- Steel prices are witnessing a sell-off as the Fed is preparing for a 1% rate hike.
- Escalating demand for automobiles in China could be a game changer.
- Monsoon arrival in Asia has postponed the construction activities.
Steel prices are dropping strongly as scorching inflation in the global economy has bolstered the odds of a recession situation. The inflation rate is sky-rocketing in the global economy and in order to tame the same central banks are hiking their interest rates like there is no tomorrow.
On Wednesday, the inflation report by the US Bureau of Labor Statistics spooked the market sentiment. The release of the red-hot inflation soared has strengthened the odds of 100 basis points (bps) by the Federal Reserve (Fed). The annual US Consumer Price Index (CPI) print of 9.1% is going to force the Fed to make a historic move and dictate a rate hike by 1%.
Well, the Bank of Canada (BOC) has accelerated its interest rates by 1%. Therefore, the fed won’t look for mental support further and will announce the unusual.

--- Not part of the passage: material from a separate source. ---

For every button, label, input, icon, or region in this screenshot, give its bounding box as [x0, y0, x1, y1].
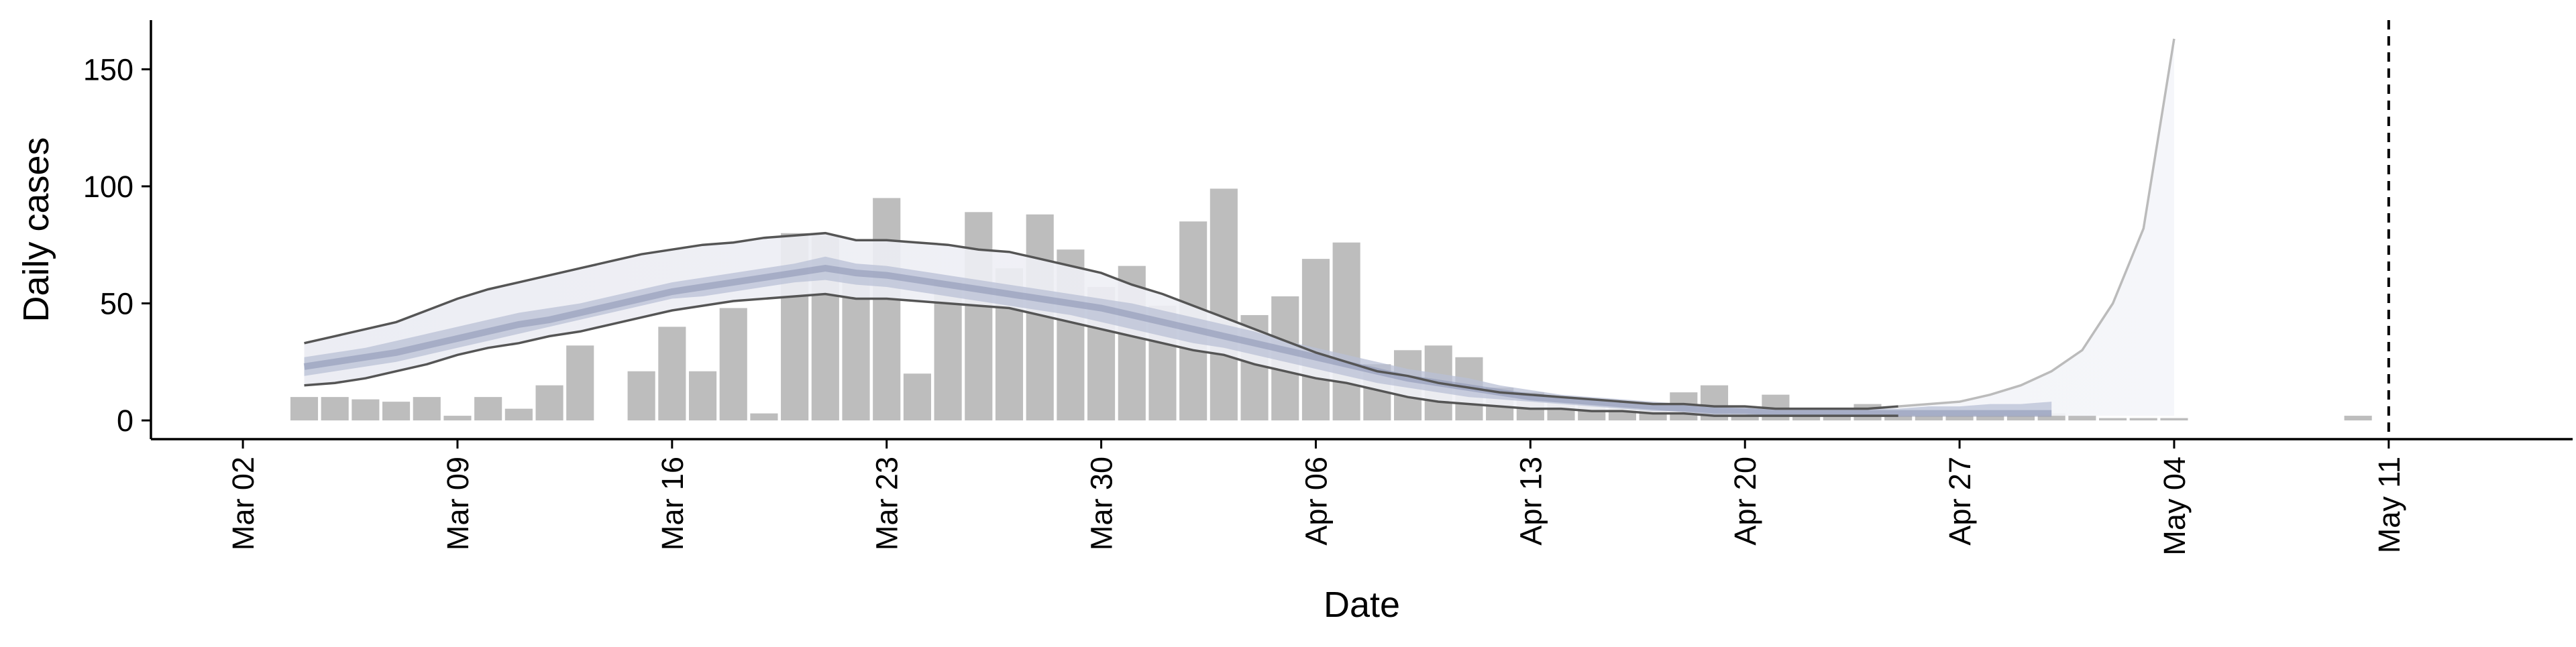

On the demand front, escalating demand for automobiles in China is expected to spurt the demand for steel going forward. June’s production of automotive vehicles in China has been recorded at 2.499 million units, which is higher by 29.7%, as per China’s Association of Automobile Manufacturers (CAAM). The advancing pattern of automobile production could be a game changer for steel prices.
However, the catalyst which is trimming the demand for steel is the monsoon arrival as construction activities get halted in the same period. The monsoon has hit many provinces of China and other Asian nations, which is resulting in a postponement of housing construction, infrastructure, and other related activities.